Monday, May 3, 2010

So now I'm back to being jealous of happy pregnant ladies!!!! Sometimes they actually make me feel physically sick ... kinda like I want to puke!! I know ... it's sad. I really don't want to feel this way but it's not something I can help. I think I might just be hurt so bad that any thought of true happiness makes me feel sick. If I see people happy with children, happy being pregnant, blissful and happy with their husband or happy alone, my stomach turns! Happy people period after it, for whatever reason, only seem to remind me of what I don't have!! I feel like all I need is one, just one, child and then I can be just like them.

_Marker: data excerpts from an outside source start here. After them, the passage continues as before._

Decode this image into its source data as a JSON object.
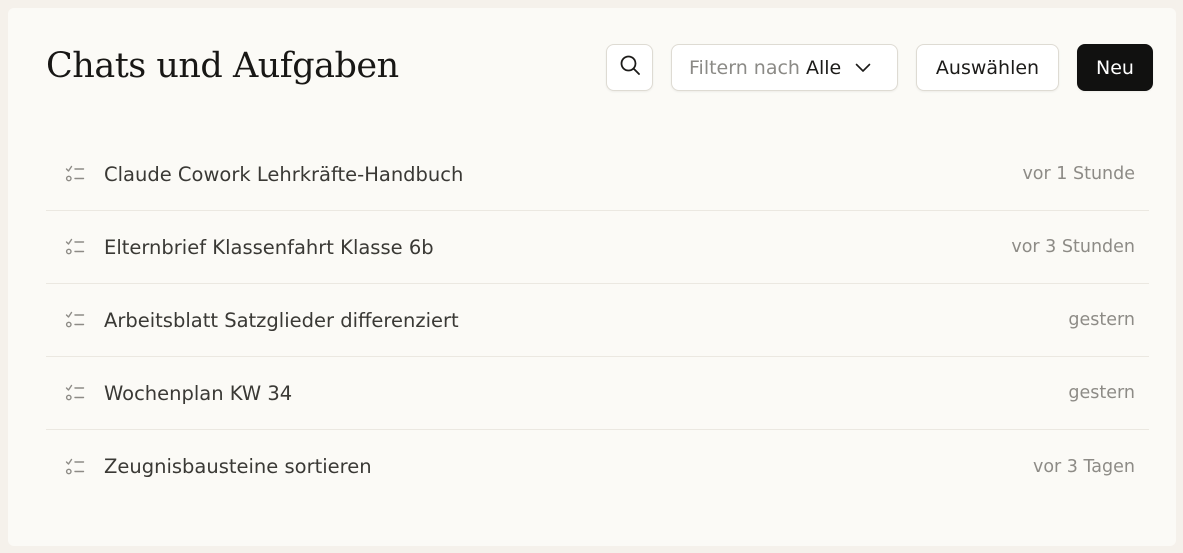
{
  "header": {
    "title": "Chats und Aufgaben"
  },
  "toolbar": {
    "search_icon": "search-icon",
    "filter_prefix": "Filtern nach",
    "filter_value": "Alle",
    "filter_chevron_icon": "chevron-down-icon",
    "select_label": "Auswählen",
    "new_label": "Neu"
  },
  "colors": {
    "background": "#f5f1eb",
    "panel": "#fbfaf6",
    "primary_button": "#111110",
    "text": "#3a3935",
    "muted_text": "#8d8b86"
  },
  "items": [
    {
      "icon": "task-list-icon",
      "title": "Claude Cowork Lehrkräfte-Handbuch",
      "time": "vor 1 Stunde"
    },
    {
      "icon": "task-list-icon",
      "title": "Elternbrief Klassenfahrt Klasse 6b",
      "time": "vor 3 Stunden"
    },
    {
      "icon": "task-list-icon",
      "title": "Arbeitsblatt Satzglieder differenziert",
      "time": "gestern"
    },
    {
      "icon": "task-list-icon",
      "title": "Wochenplan KW 34",
      "time": "gestern"
    },
    {
      "icon": "task-list-icon",
      "title": "Zeugnisbausteine sortieren",
      "time": "vor 3 Tagen"
    }
  ]
}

When you know the pain that I have felt you find it hard to even remember what true happiness was. You just want to lay down, close your eyes and rewind to the good times but, keep the knowledge of the future. I feel like even if I knew what was coming I would have been okay because at least I could have prepared myself for it!! I know that part of life is not knowing and having faith but, from this experience I have learn that it truly is THE HARDEST PART IN LIFE!!!!!! Not too many people learn this lesson and I am SO UPSET that I had to learn mine this way!!!!!!

I just feel so lost in such a big world right now!! Everyone is in their own bubble and what's in their bubble is way more important then anyone else's!! And even if anyone would venture out to someone else's bubble they wouldn't dare come within 10 feet of mine ... because NO ONE want to experience my heartbreak and sadness!!!! I feel so very alone!!!!!!!!!!